Baidu shares surged on reports that its artificial-intelligence chip business, Kunlunxin, is preparing a blockbuster stock-market debut in Hong Kong.
According to CNBC, Baidu's Hong Kong-listed shares jumped as much as 7%, with the broadcaster noting the stock rose over 6% amid reports that Kunlunxin is targeting a $50 billion initial public offering in the city.
The move was widely picked up across financial outlets.

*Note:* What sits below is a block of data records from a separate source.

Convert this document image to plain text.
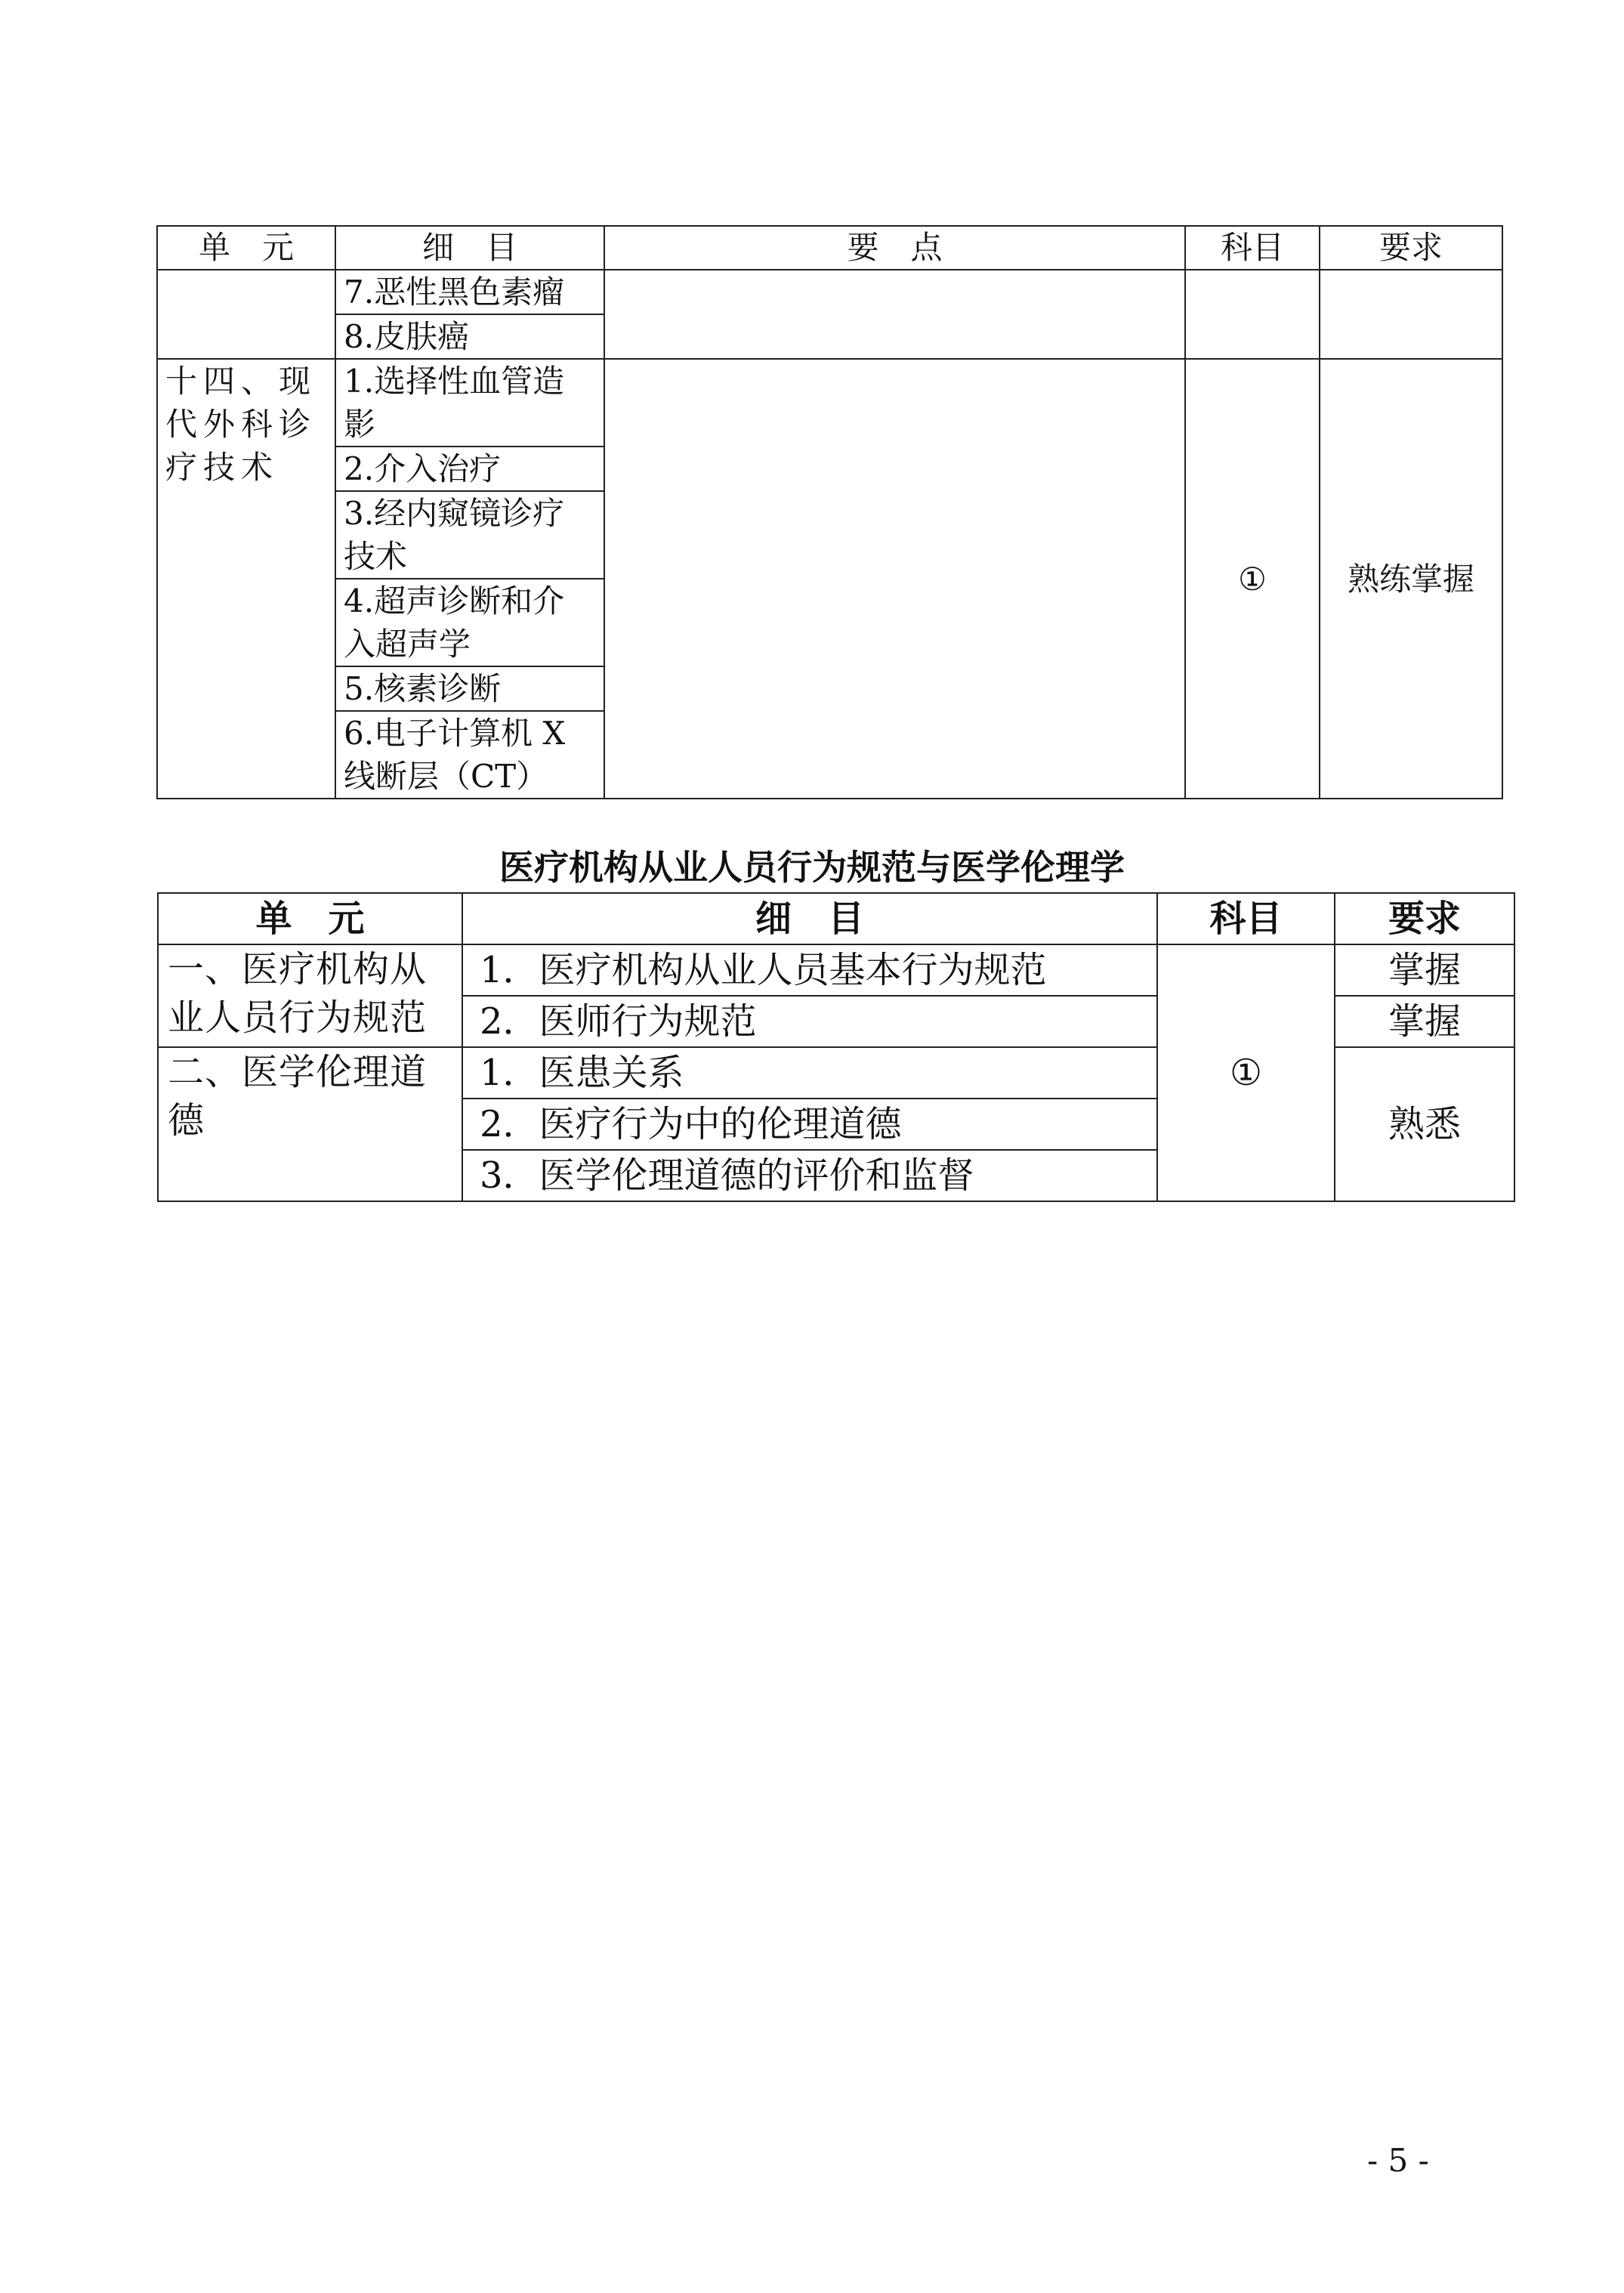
单　元	细　目	要　点	科目	要求
	7.恶性黑色素瘤			
	8.皮肤癌			
十四、现代外科诊疗技术	1.选择性血管造影		①	熟练掌握
	2.介入治疗			
	3.经内窥镜诊疗技术			
	4.超声诊断和介入超声学			
	5.核素诊断			
	6.电子计算机 X 线断层（CT）			
医疗机构从业人员行为规范与医学伦理学
单　元	细　目	科目	要求
一、医疗机构从业人员行为规范	1．医疗机构从业人员基本行为规范	①	掌握
	2．医师行为规范		掌握
二、医学伦理道德	1．医患关系		熟悉
	2．医疗行为中的伦理道德		
	3．医学伦理道德的评价和监督		
- 5 -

GuruFocus and Yahoo Finance both framed the rally as a direct response to the AI chip IPO report, while TradingView noted that Baidu's U.S.-listed shares (ticker BIDU) rose overnight on the same catalyst, describing the chip unit as "reportedly" pursuing the listing.
It is worth stressing what is and isn't confirmed. Every source describes the $50 billion figure as a target drawn from reports — phrased as Kunlunxin being "said to" pursue the IPO. Baidu has not, in these items, formally announced terms, timing, or a final valuation. The number reflects ambition, not a completed deal.
Why carve out the chip arm at all? Kunlunxin designs the kind of AI processors that power the training and running of large language models — the same category dominated globally by companies like Nvidia. A separate listing would give the unit its own currency to raise money and would let investors value the chip business apart from Baidu's search and cloud operations.
Why it matters: a $50 billion target would rank among the most ambitious tech listings in Hong Kong, signaling investor appetite for a homegrown Chinese alternative to Western AI chipmakers as the global race for semiconductor supremacy intensifies.